Radiographs are recommended in an effort to search for associated fractures, tooth fragments, or signs of osteomyelitis. Proper treatment of infected fight bite injuries involves debridement, thorough irrigation, immobilization (Appendix A–5), elevation, and systemic antibiotics. Antibiotics include a β-lactamase inhibitor (ampicillinsulbactam) or a second-generation cephalosporin (cefoxitin). Admission for hospitalization and operative debridement are indicated if the wound is infected.

If the wound is not infected at the time of presentation, careful exploration of the wound in the ED is indicated. The wound must be carefully extended and explored to exclude tendon injury or joint involvement (Video 11–10). If these injuries are excluded, the patient may be managed conservatively on an outpatient basis.^2,110 Irrigation is performed and the wound is allowed to heal by secondary intention. Prophylactic antibiotics are administered and follow-up arranged in the next 1 to 2 days.

Animal Bites

Approximately half of all persons in the United States are bit by an animal at some point in their lifetime (Fig. 11–101).¹⁰³ Dog bites are the most common animal-inflicted bite, accounting for 80% of the total and up to 1.5% of all ED visits.^111,112 Approximately 15% to 20% of dog bite wounds become infected.¹¹³ Infection is more likely with deeper wounds, crush wounds, puncture wounds, and wounds on the hand. P. multocida, S. aureus, and anaerobic organisms account for most cases. Augmentin is the antibiotic of choice and is administered prophylactically for 3 to 7 days in high-risk wounds and for 2 weeks if cellulitis is present. Tetanus prophylaxis is administered as with any wound. Hospitalization is recommended in systemically ill patients, those with rapidly spreading cellulitis, or involvement of bone, joint, or tendon.

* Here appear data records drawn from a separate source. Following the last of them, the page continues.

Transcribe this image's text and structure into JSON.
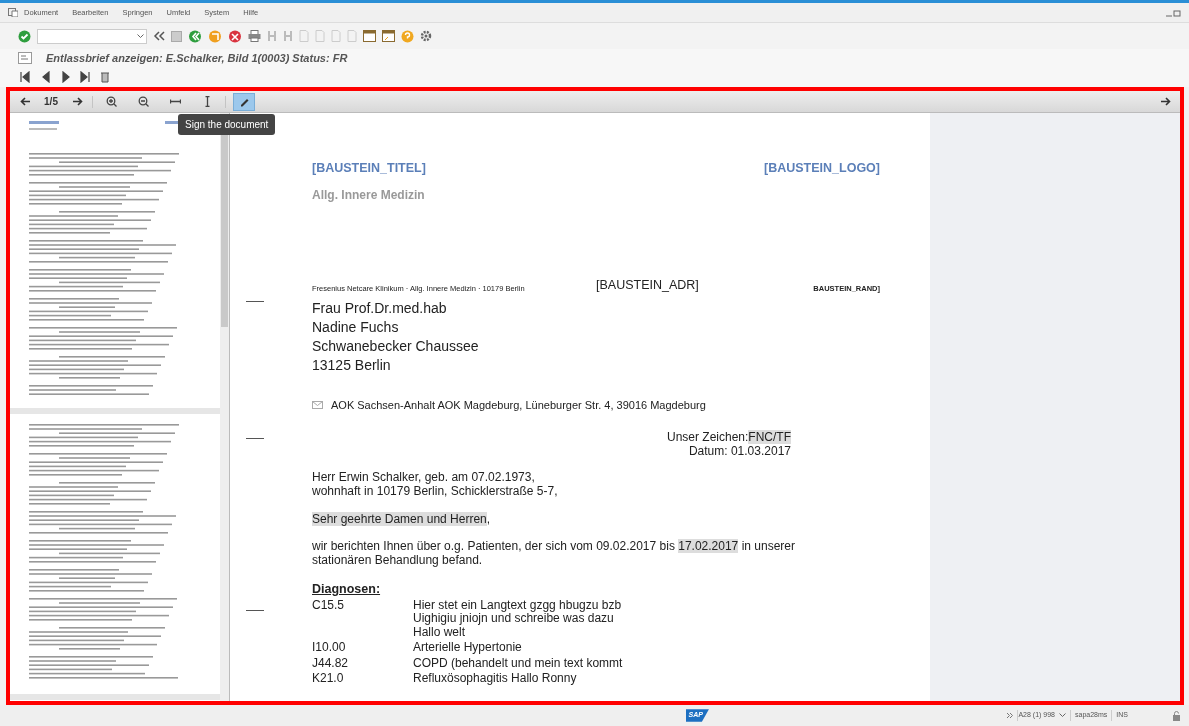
{
  "menu": [
    {
      "label": "Dokument"
    },
    {
      "label": "Bearbeiten"
    },
    {
      "label": "Springen"
    },
    {
      "label": "Umfeld"
    },
    {
      "label": "System"
    },
    {
      "label": "Hilfe"
    }
  ],
  "title": "Entlassbrief anzeigen: E.Schalker, Bild 1(0003) Status: FR",
  "viewer": {
    "page_indicator": "1/5",
    "tools": [
      {
        "kind": "zoom-in",
        "selected": false
      },
      {
        "kind": "zoom-out",
        "selected": false
      },
      {
        "kind": "fit-width",
        "selected": false
      },
      {
        "kind": "fit-height",
        "selected": false
      },
      {
        "kind": "sign",
        "selected": true
      }
    ],
    "tooltip": "Sign the document"
  },
  "document": {
    "title_block": "[BAUSTEIN_TITEL]",
    "logo_block": "[BAUSTEIN_LOGO]",
    "department": "Allg. Innere Medizin",
    "sender_line": "Fresenius Netcare Klinikum · Allg. Innere Medizin · 10179 Berlin",
    "address_block": "[BAUSTEIN_ADR]",
    "margin_block": "BAUSTEIN_RAND]",
    "recipient": [
      "Frau Prof.Dr.med.hab",
      "Nadine Fuchs",
      "Schwanebecker Chaussee",
      "13125 Berlin"
    ],
    "insurance": "AOK Sachsen-Anhalt AOK Magdeburg, Lüneburger Str. 4, 39016 Magdeburg",
    "reference": [
      {
        "text": "Unser Zeichen:",
        "highlighted": false
      },
      {
        "text": "FNC/TF",
        "highlighted": true
      }
    ],
    "date": "Datum: 01.03.2017",
    "patient": [
      "Herr Erwin Schalker, geb. am 07.02.1973,",
      "wohnhaft in 10179 Berlin, Schicklerstraße 5-7,"
    ],
    "salutation": [
      {
        "text": "Sehr geehrte Damen und Herren",
        "highlighted": true
      },
      {
        "text": ",",
        "highlighted": false
      }
    ],
    "intro": [
      {
        "text": "wir berichten Ihnen über o.g. Patienten, der sich vom 09.02.2017 bis ",
        "highlighted": false
      },
      {
        "text": "17.02.2017",
        "highlighted": true
      },
      {
        "text": " in unserer stationären Behandlung befand.",
        "highlighted": false
      }
    ],
    "diagnoses_heading": "Diagnosen:",
    "diagnoses": [
      {
        "code": "C15.5",
        "lines": [
          "Hier stet ein Langtext gzgg hbugzu bzb",
          "Uighigiu jniojn und schreibe was dazu",
          "Hallo welt"
        ]
      },
      {
        "code": "I10.00",
        "lines": [
          "Arterielle Hypertonie"
        ]
      },
      {
        "code": "J44.82",
        "lines": [
          "COPD (behandelt und mein text kommt"
        ]
      },
      {
        "code": "K21.0",
        "lines": [
          "Refluxösophagitis Hallo Ronny"
        ]
      }
    ]
  },
  "status_bar": {
    "logo": "SAP",
    "system": "A28 (1) 998",
    "server": "sapa28ms",
    "mode": "INS"
  }
}
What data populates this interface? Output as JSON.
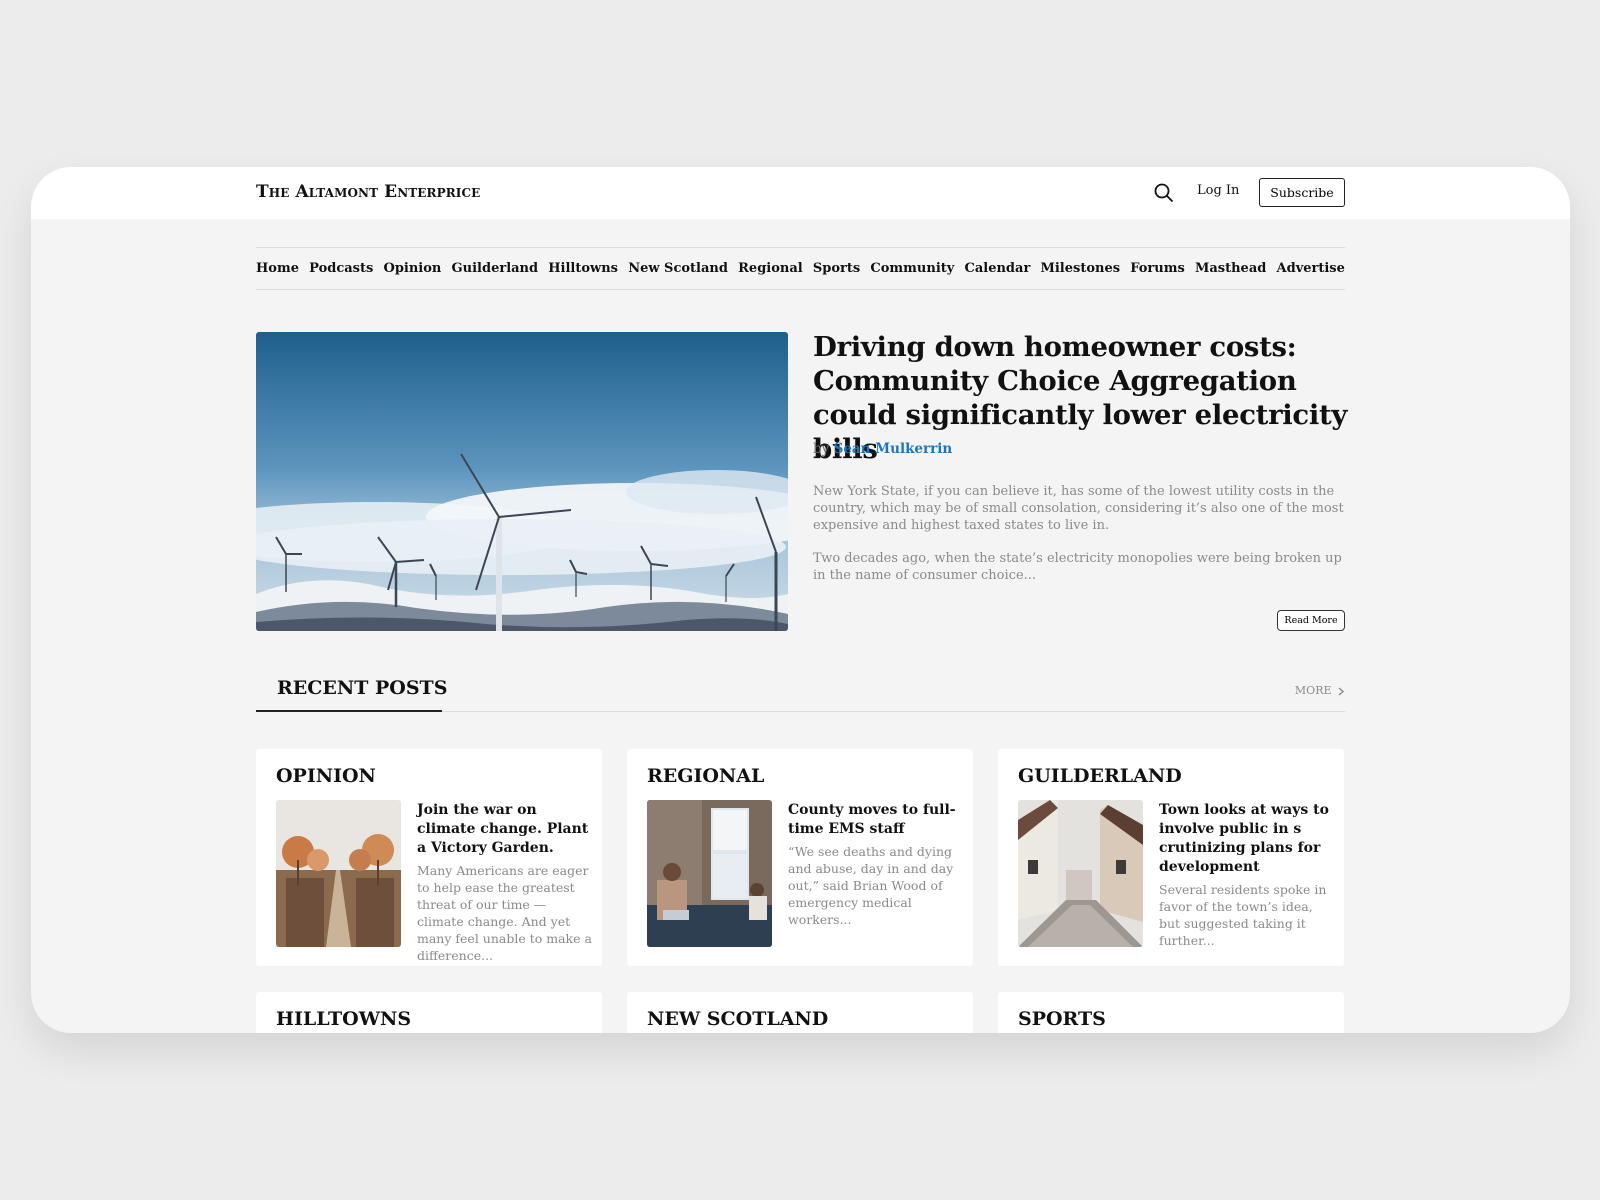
{
  "header": {
    "brand": "The Altamont Enterprice",
    "login_label": "Log In",
    "subscribe_label": "Subscribe"
  },
  "nav": {
    "items": [
      "Home",
      "Podcasts",
      "Opinion",
      "Guilderland",
      "Hilltowns",
      "New Scotland",
      "Regional",
      "Sports",
      "Community",
      "Calendar",
      "Milestones",
      "Forums",
      "Masthead",
      "Advertise"
    ]
  },
  "featured": {
    "title": "Driving down homeowner costs: Community Choice Aggregation could significantly lower electricity bills",
    "by": "by",
    "author": "Sean Mulkerrin",
    "excerpt1": "New York State, if you can believe it, has some of the lowest utility costs in the country, which may be of small consolation, considering it’s also one of the most expensive and highest taxed states to live in.",
    "excerpt2": "Two decades ago, when the state’s electricity monopolies were being broken up in the name of consumer choice...",
    "read_more_label": "Read More"
  },
  "recent": {
    "heading": "RECENT POSTS",
    "more_label": "MORE",
    "cards": [
      {
        "category": "OPINION",
        "title": "Join the war on climate change. Plant a Victory Garden.",
        "excerpt": "Many Americans are eager to help ease the greatest threat of our time — climate change. And yet many feel unable to make a difference..."
      },
      {
        "category": "REGIONAL",
        "title": "County moves to full-time EMS staff",
        "excerpt": "“We see deaths and dying and abuse, day in and day out,” said Brian Wood of emergency medical workers..."
      },
      {
        "category": "GUILDERLAND",
        "title": "Town looks at ways to involve public in s crutinizing plans for development",
        "excerpt": "Several residents spoke in favor of the town’s idea, but suggested taking it further..."
      },
      {
        "category": "HILLTOWNS"
      },
      {
        "category": "NEW SCOTLAND"
      },
      {
        "category": "SPORTS"
      }
    ]
  },
  "colors": {
    "page_bg": "#ececec",
    "frame_bg": "#f4f4f4",
    "accent_link": "#1f74b8",
    "muted_text": "#8a8a8a"
  },
  "icons": {
    "search": "search-icon",
    "more": "chevron-right-icon"
  }
}
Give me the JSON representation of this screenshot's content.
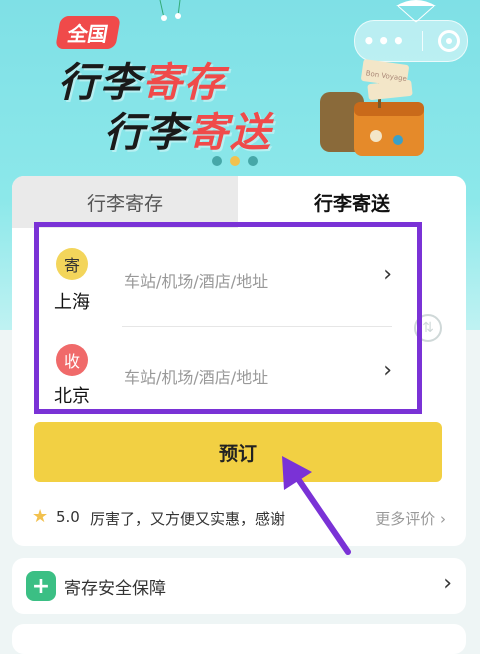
{
  "banner": {
    "badge": "全国",
    "line1_a": "行李",
    "line1_b": "寄存",
    "line2_a": "行李",
    "line2_b": "寄送",
    "luggage_sign": "Bon Voyage",
    "carousel_total": 3,
    "carousel_active": 2
  },
  "tabs": [
    {
      "label": "行李寄存"
    },
    {
      "label": "行李寄送"
    }
  ],
  "route": {
    "sender": {
      "tag": "寄",
      "city": "上海",
      "placeholder": "车站/机场/酒店/地址"
    },
    "receiver": {
      "tag": "收",
      "city": "北京",
      "placeholder": "车站/机场/酒店/地址"
    }
  },
  "book_button": "预订",
  "review": {
    "rating": "5.0",
    "text": "厉害了，又方便又实惠，感谢",
    "more": "更多评价"
  },
  "safety": {
    "label": "寄存安全保障"
  },
  "colors": {
    "banner": "#8ce8ea",
    "accent_red": "#f04a4a",
    "book_button": "#f2d043",
    "highlight": "#7a32d6",
    "shield": "#3bbf84"
  }
}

Domestic cat bites account for only 5% of all animal bites, but 50% will become infected due to cats’ thin, sharp teeth that drive bacteria deep into tissues.^108,111,114 Irrigation and debridement is recommended and the wound is not closed primarily. The most common organism in cat bites is P. multocida, but Staphylococcus, Streptococcus, and anaerobes are also seen. Augmentin is the antibiotic most commonly used for both prophylaxis and infection.

Rabies vaccination or animal quarantine for rabies evaluation should also be considered in an unprovoked attack.